Accumulations in the soil, vegetation, and surface runoff have not been large enough to measure above natural background. A 1995 environmental assessment in the Sierra Nevada of Californiaand a 2004 independent panel of experts in Australia confirmed these earlier findings.
"In 1978, an estimated 3,000 tonnes of silver were released into the US environment. This led the US Health Services and EPA to conduct studies regarding the potential for environmental and human health hazards related to silver. These agencies and other state agencies applied the Clean Water Act of 1977 and 1987 to establish regulations on this type of pollution."

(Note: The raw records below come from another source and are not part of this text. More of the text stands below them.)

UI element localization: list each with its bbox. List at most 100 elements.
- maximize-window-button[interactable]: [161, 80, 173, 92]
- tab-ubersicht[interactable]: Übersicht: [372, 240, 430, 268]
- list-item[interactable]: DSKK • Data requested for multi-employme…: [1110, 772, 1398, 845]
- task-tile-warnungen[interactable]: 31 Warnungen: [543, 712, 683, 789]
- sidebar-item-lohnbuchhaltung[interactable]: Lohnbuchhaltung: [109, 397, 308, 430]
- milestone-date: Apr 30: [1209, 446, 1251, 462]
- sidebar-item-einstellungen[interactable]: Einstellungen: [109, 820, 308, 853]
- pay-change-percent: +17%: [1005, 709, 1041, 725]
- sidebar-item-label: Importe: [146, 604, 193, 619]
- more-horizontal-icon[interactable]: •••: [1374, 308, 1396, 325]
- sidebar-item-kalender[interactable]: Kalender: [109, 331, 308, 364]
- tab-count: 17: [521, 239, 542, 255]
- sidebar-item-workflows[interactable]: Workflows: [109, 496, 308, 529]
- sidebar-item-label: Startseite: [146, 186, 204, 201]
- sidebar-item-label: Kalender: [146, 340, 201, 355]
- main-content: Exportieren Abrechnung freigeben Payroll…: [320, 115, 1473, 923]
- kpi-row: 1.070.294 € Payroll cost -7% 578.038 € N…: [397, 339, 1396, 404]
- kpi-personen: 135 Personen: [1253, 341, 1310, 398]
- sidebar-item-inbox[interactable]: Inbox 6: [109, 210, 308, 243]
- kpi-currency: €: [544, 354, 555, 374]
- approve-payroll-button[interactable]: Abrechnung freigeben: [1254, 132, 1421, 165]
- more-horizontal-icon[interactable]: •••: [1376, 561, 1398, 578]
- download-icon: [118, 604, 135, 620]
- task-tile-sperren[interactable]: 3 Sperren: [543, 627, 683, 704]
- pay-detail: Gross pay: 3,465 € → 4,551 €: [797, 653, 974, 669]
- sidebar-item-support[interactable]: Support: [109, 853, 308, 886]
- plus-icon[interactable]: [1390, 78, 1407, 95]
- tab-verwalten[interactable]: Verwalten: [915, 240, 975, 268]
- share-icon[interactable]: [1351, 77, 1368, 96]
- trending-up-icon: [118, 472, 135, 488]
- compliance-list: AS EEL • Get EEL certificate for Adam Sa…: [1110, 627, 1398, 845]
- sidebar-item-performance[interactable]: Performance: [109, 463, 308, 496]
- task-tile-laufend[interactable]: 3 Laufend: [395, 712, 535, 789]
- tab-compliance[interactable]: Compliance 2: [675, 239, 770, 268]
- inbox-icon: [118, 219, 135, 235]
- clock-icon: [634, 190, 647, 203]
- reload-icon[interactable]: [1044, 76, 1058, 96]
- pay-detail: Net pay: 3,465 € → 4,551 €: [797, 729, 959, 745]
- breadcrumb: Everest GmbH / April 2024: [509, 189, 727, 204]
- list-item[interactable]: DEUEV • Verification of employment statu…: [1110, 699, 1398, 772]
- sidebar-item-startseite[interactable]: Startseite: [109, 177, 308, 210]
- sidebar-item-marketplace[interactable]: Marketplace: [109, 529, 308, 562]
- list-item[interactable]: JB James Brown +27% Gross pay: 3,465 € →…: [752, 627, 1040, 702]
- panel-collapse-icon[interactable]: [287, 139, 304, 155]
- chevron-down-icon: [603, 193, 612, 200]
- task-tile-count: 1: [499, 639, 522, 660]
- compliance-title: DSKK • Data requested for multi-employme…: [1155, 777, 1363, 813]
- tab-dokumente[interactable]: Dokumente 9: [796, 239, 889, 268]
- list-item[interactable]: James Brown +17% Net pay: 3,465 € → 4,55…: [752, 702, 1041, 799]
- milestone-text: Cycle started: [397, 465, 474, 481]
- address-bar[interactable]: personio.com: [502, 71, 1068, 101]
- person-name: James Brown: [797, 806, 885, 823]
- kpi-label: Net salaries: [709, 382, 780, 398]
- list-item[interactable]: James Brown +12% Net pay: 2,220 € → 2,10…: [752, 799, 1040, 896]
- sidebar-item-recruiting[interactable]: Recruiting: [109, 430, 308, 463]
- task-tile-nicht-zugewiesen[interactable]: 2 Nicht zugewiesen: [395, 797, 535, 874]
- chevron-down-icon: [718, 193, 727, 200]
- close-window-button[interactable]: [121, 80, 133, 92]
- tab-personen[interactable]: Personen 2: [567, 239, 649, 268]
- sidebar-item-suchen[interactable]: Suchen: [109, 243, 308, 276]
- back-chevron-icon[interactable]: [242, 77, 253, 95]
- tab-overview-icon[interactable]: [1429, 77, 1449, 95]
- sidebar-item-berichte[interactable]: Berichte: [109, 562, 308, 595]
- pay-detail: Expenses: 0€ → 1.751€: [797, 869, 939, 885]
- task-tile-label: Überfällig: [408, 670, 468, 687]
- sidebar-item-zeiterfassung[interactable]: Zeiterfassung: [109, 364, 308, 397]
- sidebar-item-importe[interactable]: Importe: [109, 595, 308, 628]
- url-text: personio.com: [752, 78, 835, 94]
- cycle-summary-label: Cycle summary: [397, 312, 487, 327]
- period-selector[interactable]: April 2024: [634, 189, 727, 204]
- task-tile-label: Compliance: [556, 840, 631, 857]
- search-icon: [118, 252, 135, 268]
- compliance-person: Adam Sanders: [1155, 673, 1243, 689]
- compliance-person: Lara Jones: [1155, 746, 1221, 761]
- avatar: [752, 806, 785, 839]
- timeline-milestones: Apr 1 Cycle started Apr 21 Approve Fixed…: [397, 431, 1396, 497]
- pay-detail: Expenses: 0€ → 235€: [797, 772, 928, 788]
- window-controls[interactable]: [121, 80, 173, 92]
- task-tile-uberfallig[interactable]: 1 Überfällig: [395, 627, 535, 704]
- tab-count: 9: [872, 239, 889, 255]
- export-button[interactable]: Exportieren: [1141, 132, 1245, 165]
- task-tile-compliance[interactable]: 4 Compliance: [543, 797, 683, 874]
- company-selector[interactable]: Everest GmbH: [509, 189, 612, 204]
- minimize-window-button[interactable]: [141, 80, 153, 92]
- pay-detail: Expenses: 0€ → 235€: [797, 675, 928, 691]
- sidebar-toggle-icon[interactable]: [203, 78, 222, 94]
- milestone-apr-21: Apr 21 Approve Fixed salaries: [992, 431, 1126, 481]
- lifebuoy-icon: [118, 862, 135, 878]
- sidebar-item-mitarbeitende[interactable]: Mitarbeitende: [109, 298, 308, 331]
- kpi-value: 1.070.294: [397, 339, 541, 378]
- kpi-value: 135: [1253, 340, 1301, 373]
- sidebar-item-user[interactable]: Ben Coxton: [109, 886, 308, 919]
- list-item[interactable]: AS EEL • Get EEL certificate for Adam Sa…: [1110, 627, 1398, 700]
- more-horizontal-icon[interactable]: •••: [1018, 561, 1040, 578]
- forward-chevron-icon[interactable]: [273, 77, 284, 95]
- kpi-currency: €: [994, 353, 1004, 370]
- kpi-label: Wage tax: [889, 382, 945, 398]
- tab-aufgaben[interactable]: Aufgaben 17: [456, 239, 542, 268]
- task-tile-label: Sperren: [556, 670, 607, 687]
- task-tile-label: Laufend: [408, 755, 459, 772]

Cloud seeding over Kosciuszko National Park—a biosphere reserve—is problematic in that several rapid changes of environmental legislation were made to enable the trial. Environmentalists are concerned about the uptake of elemental silver in a highly sensitive environment affecting the pygmy possum among other species as well as recent high level algal blooms in once pristine glacial lakes. Research 50 years ago and analysis by the former Snowy Mountains Authority led to the cessation of the cloud seeding program in the 1950s with non-definitive results. Formerly, cloud seeding was rejected in Australia on environmental grounds because of concerns about the protected species, the pygmy possum. Since silver iodide and not elemental silver is the cloud seeding material, the claims of negative environmental impact are disputed by peer-reviewed research as summarized by the international Weather Modification Association.